De nuevo, un secuestro da la vuelta al mundo. En los últimos años varias historias de este tipo han sobrecogido a la población. Después del caso de Natascha Kampush (secuestrada por un vecino durante ocho años y que ya se ha ofrecido para ayudar a esta familia) y del de las hijas secuestradas por su propia madre, los medios de comunicación se hacen eco de una mujer a la que su propio progenitor, y posible padre de sus hijos, privó de libertad cuando esta tenía 18 años. La mujer, austríaca, lleva 24 años sin ver la luz del día y viviendo en un sótano que se hallaba unos metros por debajo de la residencia de la familia, lo que, unido a las constantes violaciones de su padre desde que tenía once años, hace que se encuentre en un estado deplorable.

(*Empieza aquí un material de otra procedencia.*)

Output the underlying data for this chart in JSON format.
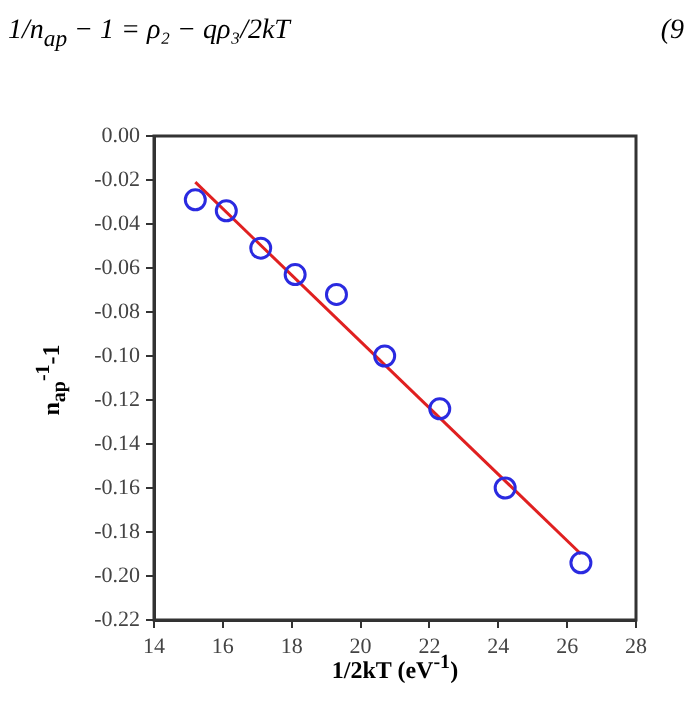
{
  "chart_data": {
    "type": "scatter",
    "xlabel": "1/2kT (eV$^{-1}$)",
    "ylabel": "n$_{ap}$$^{-1}$-1",
    "annotations": [
      "1/n$_{ap}$ − 1 = ρ₂ − qρ₃/2kT",
      "(9"
    ],
    "xlim": [
      14,
      28
    ],
    "xticks": [
      14,
      16,
      18,
      20,
      22,
      24,
      26,
      28
    ],
    "ylim": [
      -0.22,
      0
    ],
    "yticks": [
      {
        "value": 0,
        "label": "0.00"
      },
      {
        "value": -0.02,
        "label": "-0.02"
      },
      {
        "value": -0.04,
        "label": "-0.04"
      },
      {
        "value": -0.06,
        "label": "-0.06"
      },
      {
        "value": -0.08,
        "label": "-0.08"
      },
      {
        "value": -0.1,
        "label": "-0.10"
      },
      {
        "value": -0.12,
        "label": "-0.12"
      },
      {
        "value": -0.14,
        "label": "-0.14"
      },
      {
        "value": -0.16,
        "label": "-0.16"
      },
      {
        "value": -0.18,
        "label": "-0.18"
      },
      {
        "value": -0.2,
        "label": "-0.20"
      },
      {
        "value": -0.22,
        "label": "-0.22"
      }
    ],
    "grid": false,
    "legend": false,
    "marker": "circle",
    "series": [
      {
        "color": "#2a2ae0",
        "x": [
          15.2,
          16.1,
          17.1,
          18.1,
          19.3,
          20.7,
          22.3,
          24.2,
          26.4
        ],
        "values": [
          -0.029,
          -0.034,
          -0.051,
          -0.063,
          -0.072,
          -0.1,
          -0.124,
          -0.16,
          -0.194
        ]
      },
      {
        "type": "line",
        "color": "#e02020",
        "marker": "none",
        "x": [
          15.2,
          26.4
        ],
        "values": [
          -0.021,
          -0.19
        ]
      }
    ]
  }
}
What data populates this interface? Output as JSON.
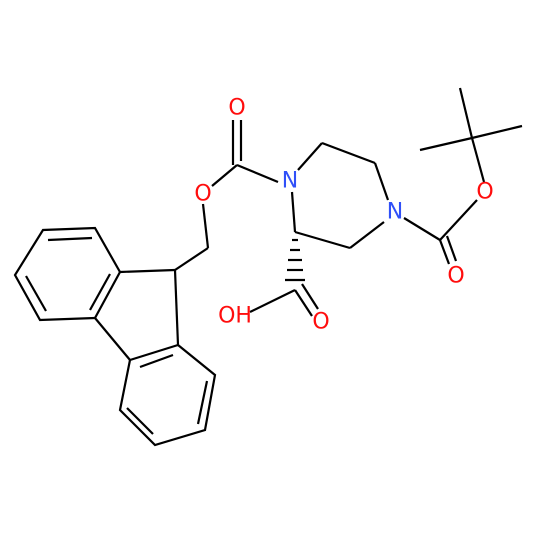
{
  "atoms": [
    {
      "label": "O"
    },
    {
      "label": "O"
    },
    {
      "label": "N"
    },
    {
      "label": "N"
    },
    {
      "label": "O"
    },
    {
      "label": "O"
    },
    {
      "label": "OH"
    },
    {
      "label": "O"
    }
  ]
}
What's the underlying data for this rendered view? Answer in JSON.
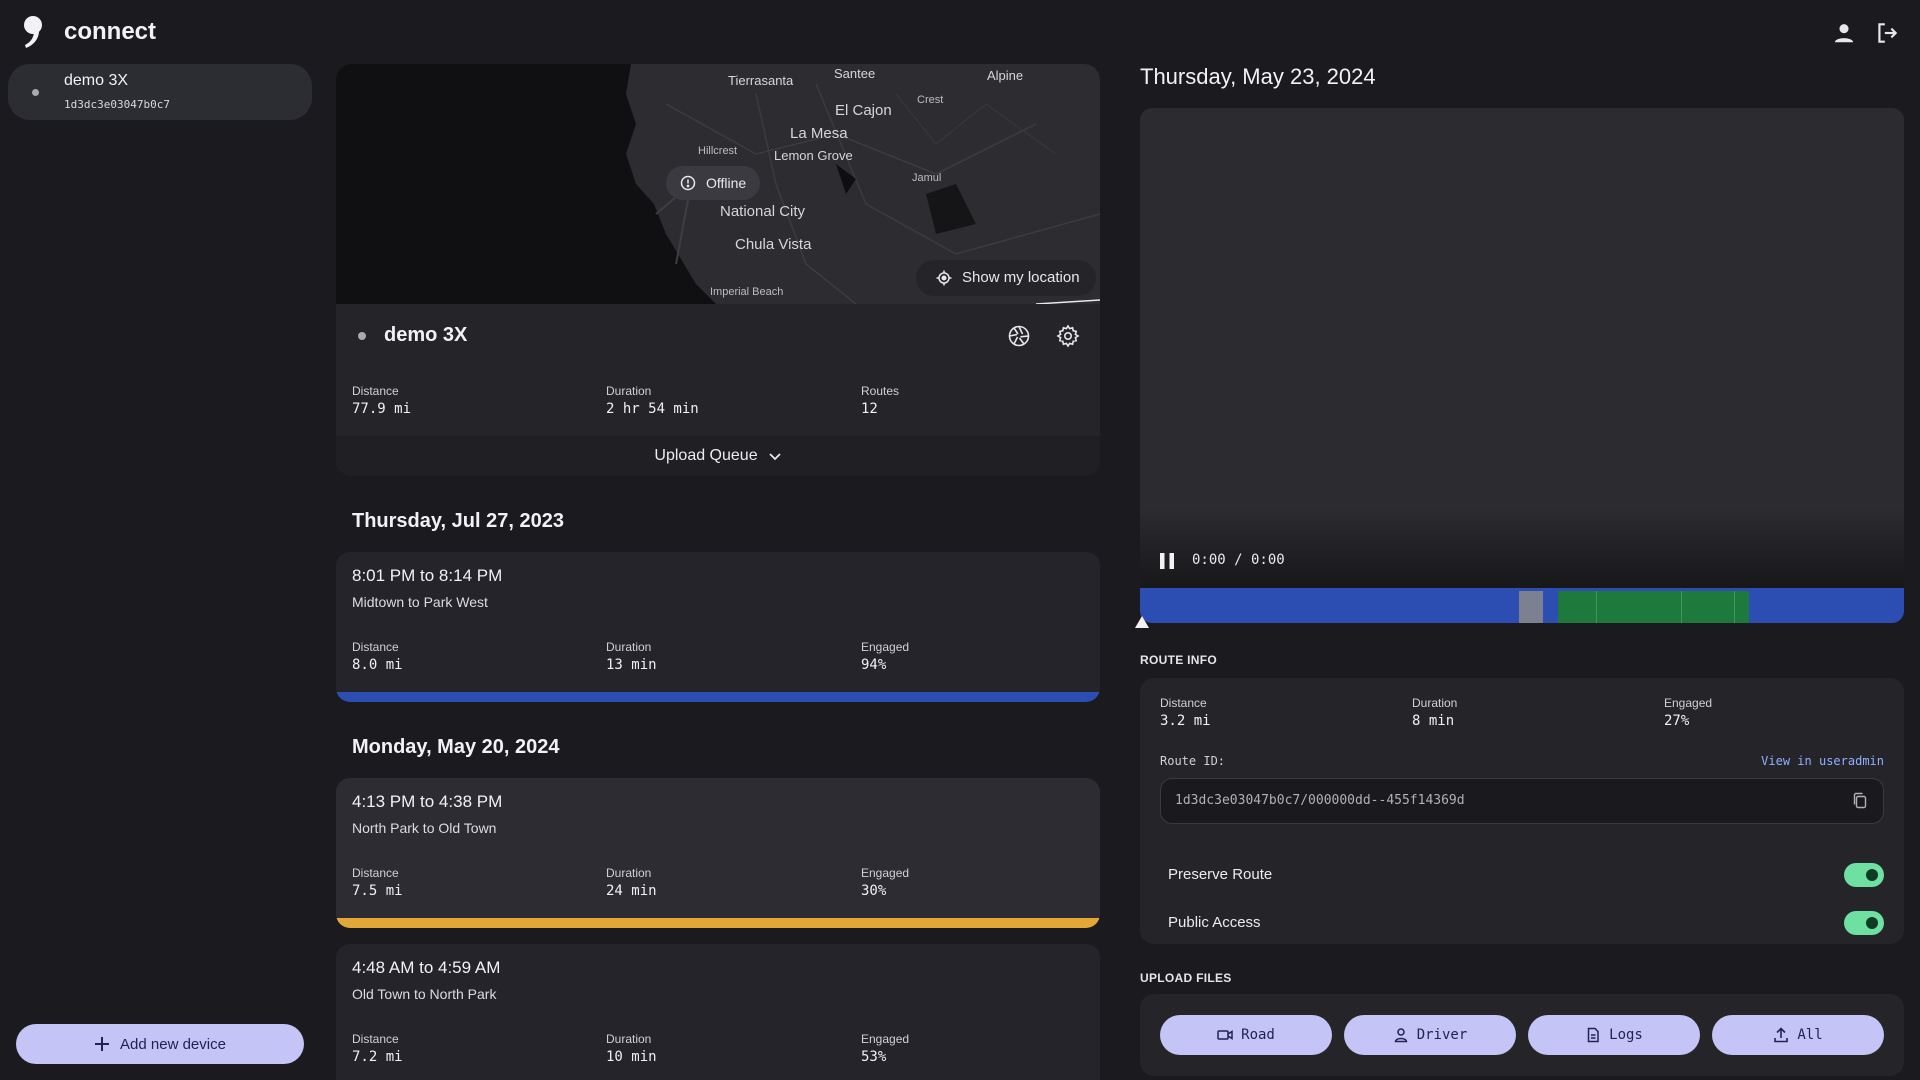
{
  "header": {
    "app_name": "connect",
    "icons": [
      "logo-icon",
      "account-icon",
      "logout-icon"
    ]
  },
  "sidebar": {
    "device": {
      "name": "demo 3X",
      "dongle_id": "1d3dc3e03047b0c7"
    },
    "add_device_label": "Add new device"
  },
  "map": {
    "labels": [
      "Tierrasanta",
      "Santee",
      "Alpine",
      "Crest",
      "El Cajon",
      "La Mesa",
      "Hillcrest",
      "Lemon Grove",
      "Jamul",
      "National City",
      "Chula Vista",
      "Imperial Beach"
    ],
    "offline_label": "Offline",
    "show_location_label": "Show my location"
  },
  "device_card": {
    "name": "demo 3X",
    "stats": [
      {
        "label": "Distance",
        "value": "77.9 mi"
      },
      {
        "label": "Duration",
        "value": "2 hr 54 min"
      },
      {
        "label": "Routes",
        "value": "12"
      }
    ],
    "upload_queue_label": "Upload Queue"
  },
  "routes": {
    "groups": [
      {
        "date": "Thursday, Jul 27, 2023",
        "items": [
          {
            "time": "8:01 PM to 8:14 PM",
            "places": "Midtown to Park West",
            "stats": [
              {
                "label": "Distance",
                "value": "8.0 mi"
              },
              {
                "label": "Duration",
                "value": "13 min"
              },
              {
                "label": "Engaged",
                "value": "94%"
              }
            ],
            "bar_color": "#2c4db1"
          }
        ]
      },
      {
        "date": "Monday, May 20, 2024",
        "items": [
          {
            "time": "4:13 PM to 4:38 PM",
            "places": "North Park to Old Town",
            "stats": [
              {
                "label": "Distance",
                "value": "7.5 mi"
              },
              {
                "label": "Duration",
                "value": "24 min"
              },
              {
                "label": "Engaged",
                "value": "30%"
              }
            ],
            "bar_color": "#e3a737"
          },
          {
            "time": "4:48 AM to 4:59 AM",
            "places": "Old Town to North Park",
            "stats": [
              {
                "label": "Distance",
                "value": "7.2 mi"
              },
              {
                "label": "Duration",
                "value": "10 min"
              },
              {
                "label": "Engaged",
                "value": "53%"
              }
            ]
          }
        ]
      }
    ]
  },
  "route_view": {
    "date": "Thursday, May 23, 2024",
    "player": {
      "time": "0:00 / 0:00",
      "state": "playing"
    },
    "timeline": {
      "base_color": "#2c4db1",
      "segments": [
        {
          "start": 0.4965,
          "end": 0.5275,
          "color": "#7b8190"
        },
        {
          "start": 0.5475,
          "end": 0.7975,
          "color": "#1e7a3c"
        }
      ],
      "position": 0.0
    },
    "route_info_heading": "ROUTE INFO",
    "stats": [
      {
        "label": "Distance",
        "value": "3.2 mi"
      },
      {
        "label": "Duration",
        "value": "8 min"
      },
      {
        "label": "Engaged",
        "value": "27%"
      }
    ],
    "route_id_label": "Route ID:",
    "route_id": "1d3dc3e03047b0c7/000000dd--455f14369d",
    "view_link": "View in useradmin",
    "toggles": [
      {
        "label": "Preserve Route",
        "on": true
      },
      {
        "label": "Public Access",
        "on": true
      }
    ],
    "upload_heading": "UPLOAD FILES",
    "upload_buttons": [
      "Road",
      "Driver",
      "Logs",
      "All"
    ],
    "colors": {
      "accent": "#c4c4f6",
      "toggle_on": "#6ee0a2"
    }
  }
}
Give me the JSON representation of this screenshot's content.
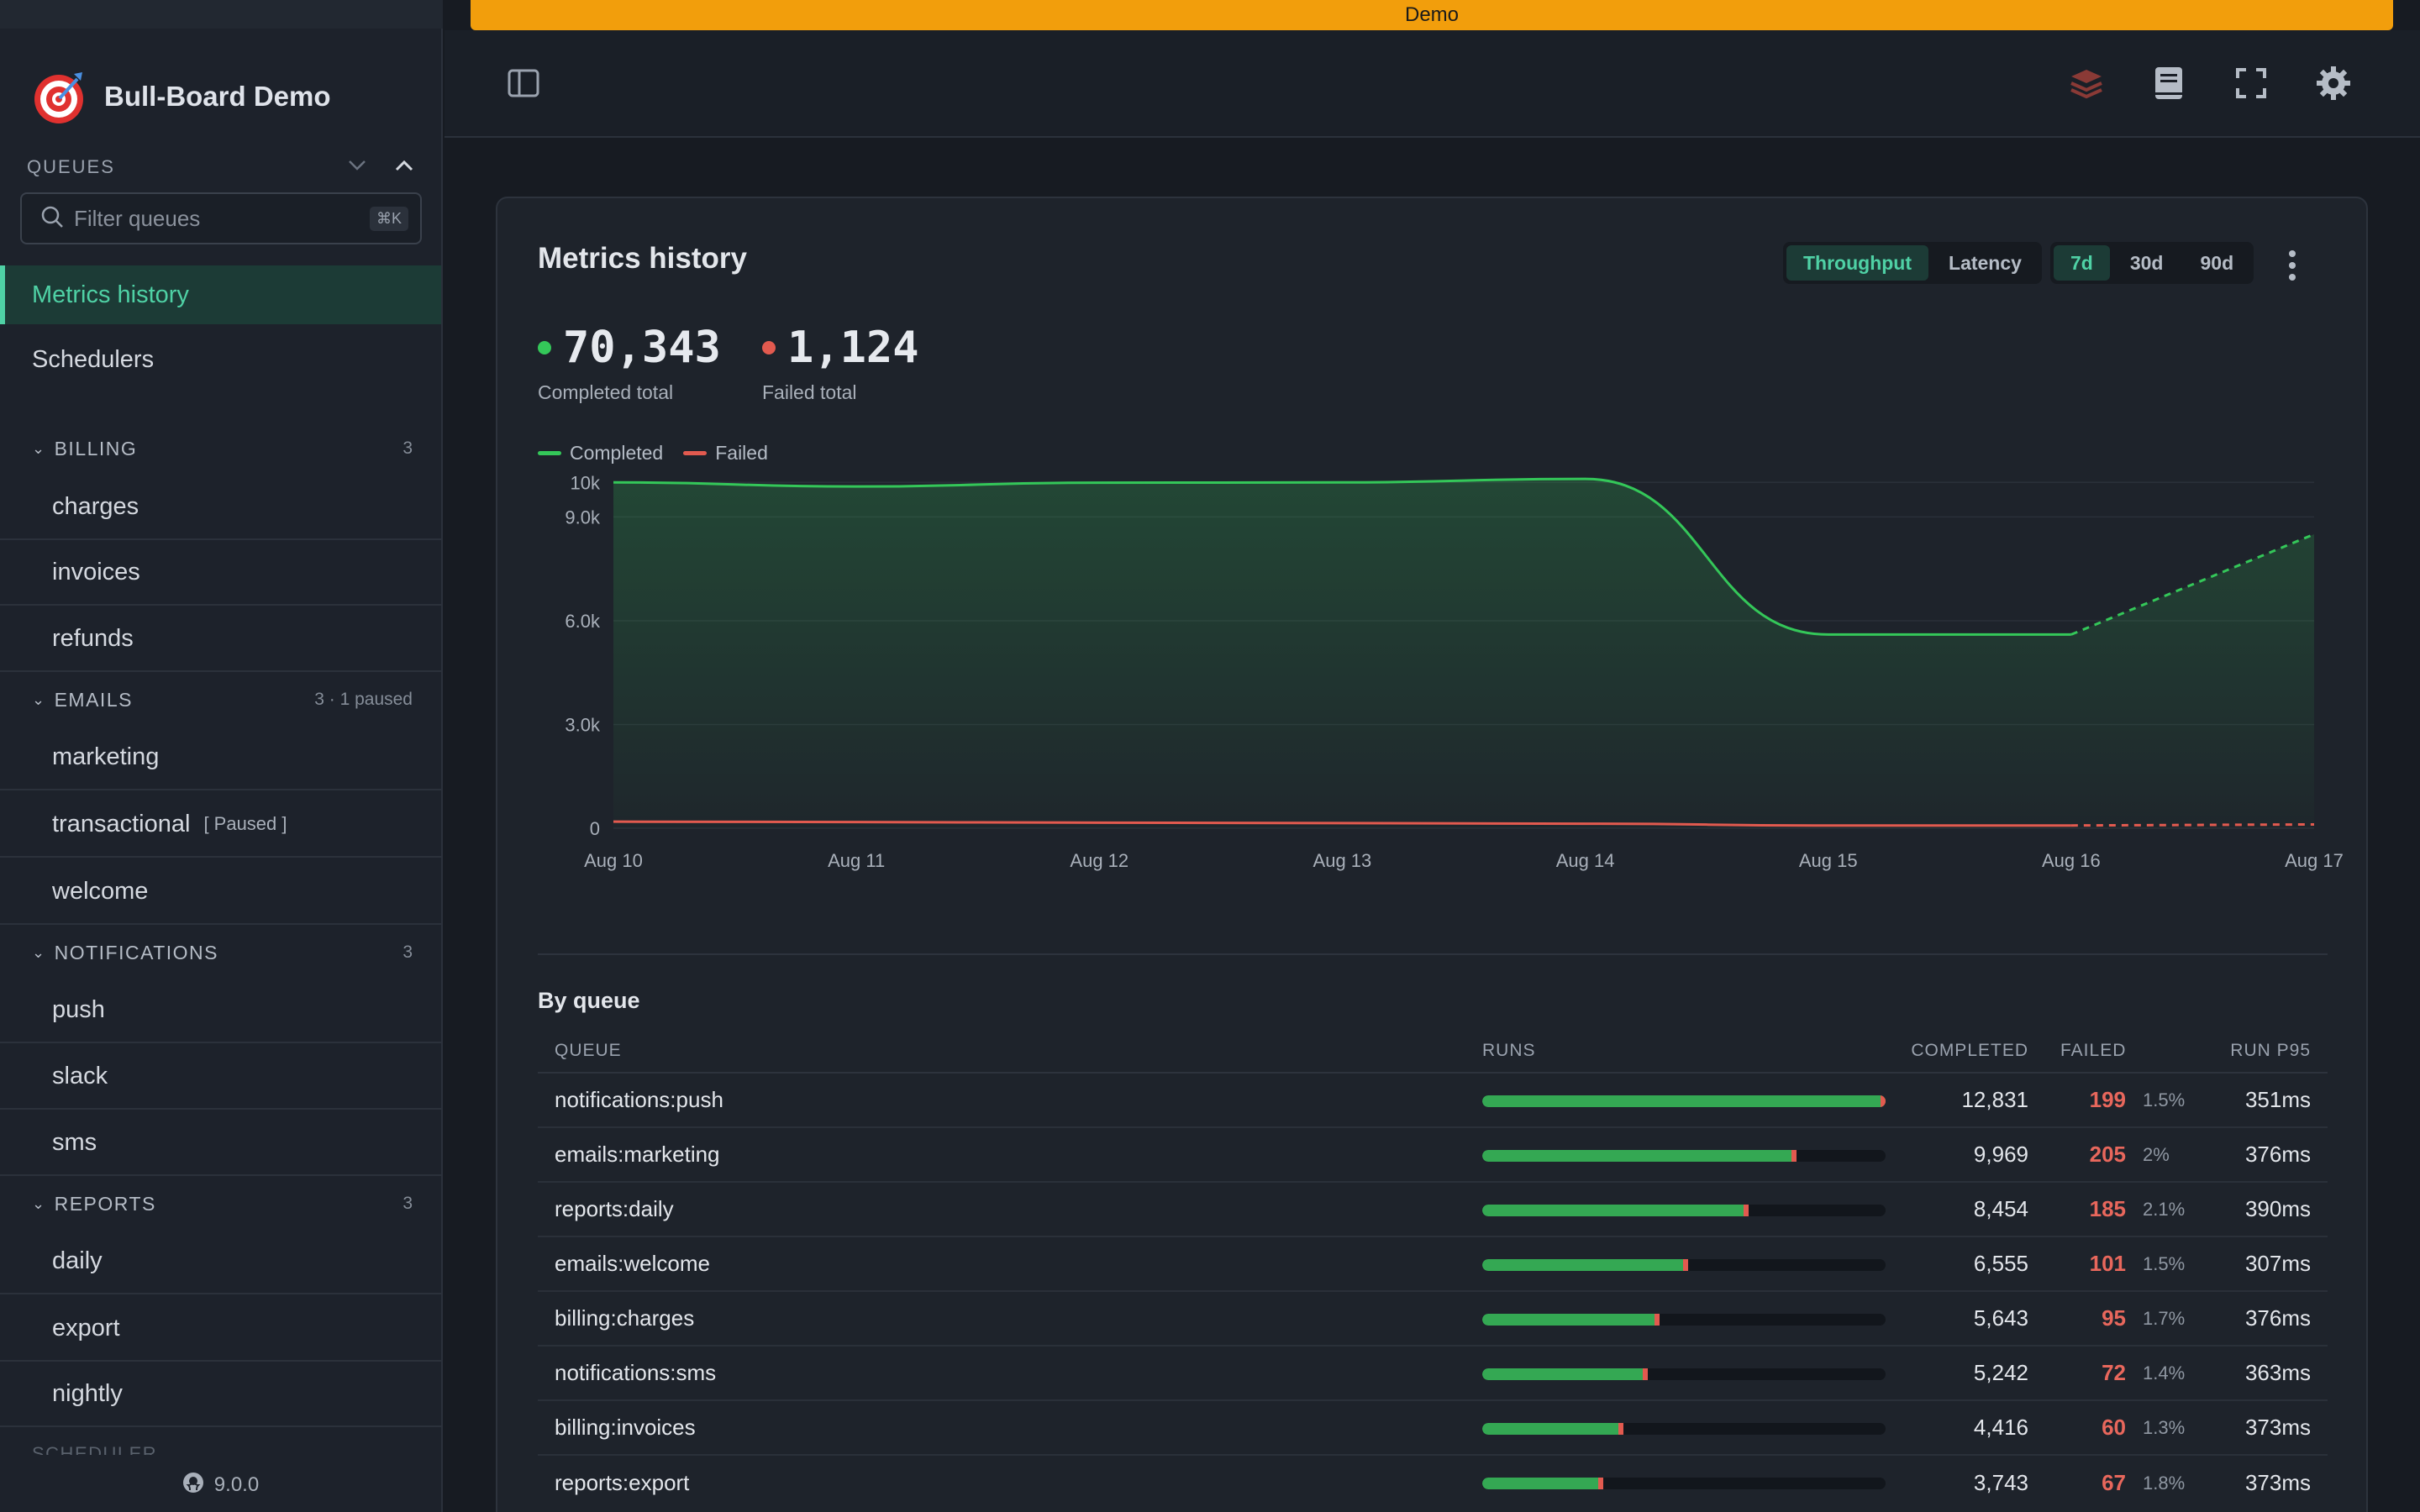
{
  "banner": "Demo",
  "brand": {
    "title": "Bull-Board Demo"
  },
  "sidebar": {
    "queues_label": "QUEUES",
    "filter_placeholder": "Filter queues",
    "filter_shortcut": "⌘K",
    "nav": [
      {
        "label": "Metrics history",
        "active": true
      },
      {
        "label": "Schedulers",
        "active": false
      }
    ],
    "groups": [
      {
        "label": "BILLING",
        "meta": "3",
        "items": [
          {
            "label": "charges"
          },
          {
            "label": "invoices"
          },
          {
            "label": "refunds"
          }
        ]
      },
      {
        "label": "EMAILS",
        "meta": "3 · 1 paused",
        "items": [
          {
            "label": "marketing"
          },
          {
            "label": "transactional",
            "tag": "[ Paused ]"
          },
          {
            "label": "welcome"
          }
        ]
      },
      {
        "label": "NOTIFICATIONS",
        "meta": "3",
        "items": [
          {
            "label": "push"
          },
          {
            "label": "slack"
          },
          {
            "label": "sms"
          }
        ]
      },
      {
        "label": "REPORTS",
        "meta": "3",
        "items": [
          {
            "label": "daily"
          },
          {
            "label": "export"
          },
          {
            "label": "nightly"
          }
        ]
      }
    ],
    "next_group_peek": "SCHEDULER",
    "version": "9.0.0"
  },
  "metrics": {
    "title": "Metrics history",
    "mode_tabs": [
      {
        "label": "Throughput",
        "active": true
      },
      {
        "label": "Latency",
        "active": false
      }
    ],
    "range_tabs": [
      {
        "label": "7d",
        "active": true
      },
      {
        "label": "30d",
        "active": false
      },
      {
        "label": "90d",
        "active": false
      }
    ],
    "completed_total": "70,343",
    "completed_label": "Completed total",
    "failed_total": "1,124",
    "failed_label": "Failed total",
    "legend": {
      "completed": "Completed",
      "failed": "Failed"
    }
  },
  "chart_data": {
    "type": "area",
    "categories": [
      "Aug 10",
      "Aug 11",
      "Aug 12",
      "Aug 13",
      "Aug 14",
      "Aug 15",
      "Aug 16",
      "Aug 17"
    ],
    "y_ticks": [
      "0",
      "3.0k",
      "6.0k",
      "9.0k",
      "10k"
    ],
    "ylim": [
      0,
      10200
    ],
    "series": [
      {
        "name": "Completed",
        "color": "#34c759",
        "values": [
          10000,
          9880,
          9990,
          10000,
          10100,
          5600,
          5600,
          8500
        ],
        "projected_from_index": 6
      },
      {
        "name": "Failed",
        "color": "#e25a4f",
        "values": [
          190,
          180,
          160,
          150,
          130,
          80,
          80,
          110
        ],
        "projected_from_index": 6
      }
    ]
  },
  "by_queue": {
    "title": "By queue",
    "columns": {
      "queue": "QUEUE",
      "runs": "RUNS",
      "completed": "COMPLETED",
      "failed": "FAILED",
      "p95": "RUN P95"
    },
    "rows": [
      {
        "queue": "notifications:push",
        "completed": "12,831",
        "failed": "199",
        "failed_pct": "1.5%",
        "p95": "351ms",
        "runs_fraction": 1.0
      },
      {
        "queue": "emails:marketing",
        "completed": "9,969",
        "failed": "205",
        "failed_pct": "2%",
        "p95": "376ms",
        "runs_fraction": 0.78
      },
      {
        "queue": "reports:daily",
        "completed": "8,454",
        "failed": "185",
        "failed_pct": "2.1%",
        "p95": "390ms",
        "runs_fraction": 0.66
      },
      {
        "queue": "emails:welcome",
        "completed": "6,555",
        "failed": "101",
        "failed_pct": "1.5%",
        "p95": "307ms",
        "runs_fraction": 0.51
      },
      {
        "queue": "billing:charges",
        "completed": "5,643",
        "failed": "95",
        "failed_pct": "1.7%",
        "p95": "376ms",
        "runs_fraction": 0.44
      },
      {
        "queue": "notifications:sms",
        "completed": "5,242",
        "failed": "72",
        "failed_pct": "1.4%",
        "p95": "363ms",
        "runs_fraction": 0.41
      },
      {
        "queue": "billing:invoices",
        "completed": "4,416",
        "failed": "60",
        "failed_pct": "1.3%",
        "p95": "373ms",
        "runs_fraction": 0.35
      },
      {
        "queue": "reports:export",
        "completed": "3,743",
        "failed": "67",
        "failed_pct": "1.8%",
        "p95": "373ms",
        "runs_fraction": 0.3
      }
    ]
  }
}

Al parecer su madre creía que formaba parte de una secta y cuidaba a tres de sus siete hijos. El padre llevaba una doble vida que nadie podía imaginar.
El macabro suceso se descubrió cuando una de las hijas-nietas de Josef Fritzl se puso enferma y este la llevó al hospital.
Podría ser el guión de una película, pero en ocasiones la realidad supera a la ficción. Espeluznante.
Cuesta creerlo, habrá que ver cómo continúa la historia porque hay muchos interrogantes en este asunto.